We may ask why words of witness aren’t more forthcoming; the answers might touch on hostility from the world, secularization, fear, outdated cultural analysis, insufficient training, feelings of inadequacy, and so on. Yet underneath all this lies an uncomfortable answer: our love is lacking.
The same Peter who calls the church “a royal priesthood” (1 Pet. 2:9) and urges every member to have an “answer” (3:15, NIV) begins his letter with burning passion for the Lord Jesus: “In all this you greatly rejoice. . . . Though you have not seen him, you love him; and even though you do not see him now, you believe in him and are filled with an inexpressible and glorious joy” (1:6, 8, NIV).
Ardent love for Christ is the heartbeat of mission. If words of witness aren’t overflowing, then most fundamentally we have a heart problem. We need to see, know, and experience Jesus as “precious”—a word found often in Peter’s exhortations to evangelism (1:19; 2:4–7) but rarely in ours. If we think of Jesus as good—thrillingly, heart-captivatingly, mind-bogglingly good—we’ll find our evangelism carried on a spiritual tide that’s difficult to resist.
Confidence in the gospel’s goodness is related to the second aspect lacking in our faith: belief in its power.
2. Power of the Good News
Usually when speaking of the power of the gospel, we speak of its power to convert. And that’s a vital aspect—the good news of God actually saves people. Christians certainly need to be reminded that the Spirit is alive and well, bringing new life through Christ’s Word. We must hear and tell the stories of salvation that are springing up in our midst. This has a tremendous effect on our confidence in the gospel.
But the gospel isn’t merely powerful to save. It’s also the power by which we live. Only Christians whose whole outlook is empowered by the gospel will be ready to share it.
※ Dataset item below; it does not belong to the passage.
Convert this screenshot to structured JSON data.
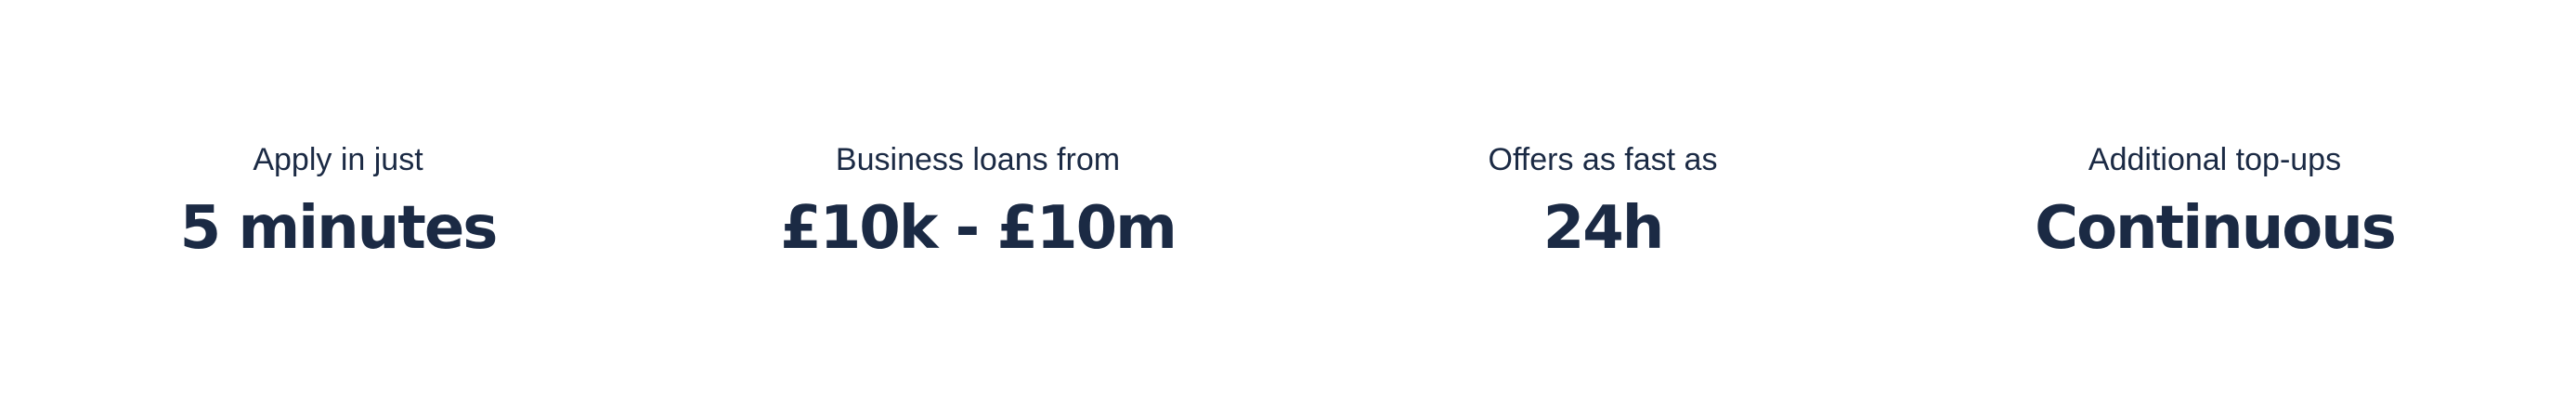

Only Christians whose whole outlook is empowered by the gospel will be ready to share it.
This is true on both a pastoral and a worldview level. On a pastoral level, we need Christians who can complete this sentence: “I couldn’t have gotten through _______ without Jesus.” The tangible and transformative ways Jesus has shepherded us through dark valleys are apt to become our most compelling testimonies to an unbelieving world. On a worldview level, those convinced of the gospel’s explanatory power move into the world unashamed to proclaim an expanded—not contracted—vision for life.
Reach Believers, Reach the World
Evangelizing the world requires re-evangelizing the church and equipping her for works of service (Eph. 4:11–12). At the core of evangelism, then, is reaching believers that they may reach the world.
When we’re captivated by him, the words will overflow.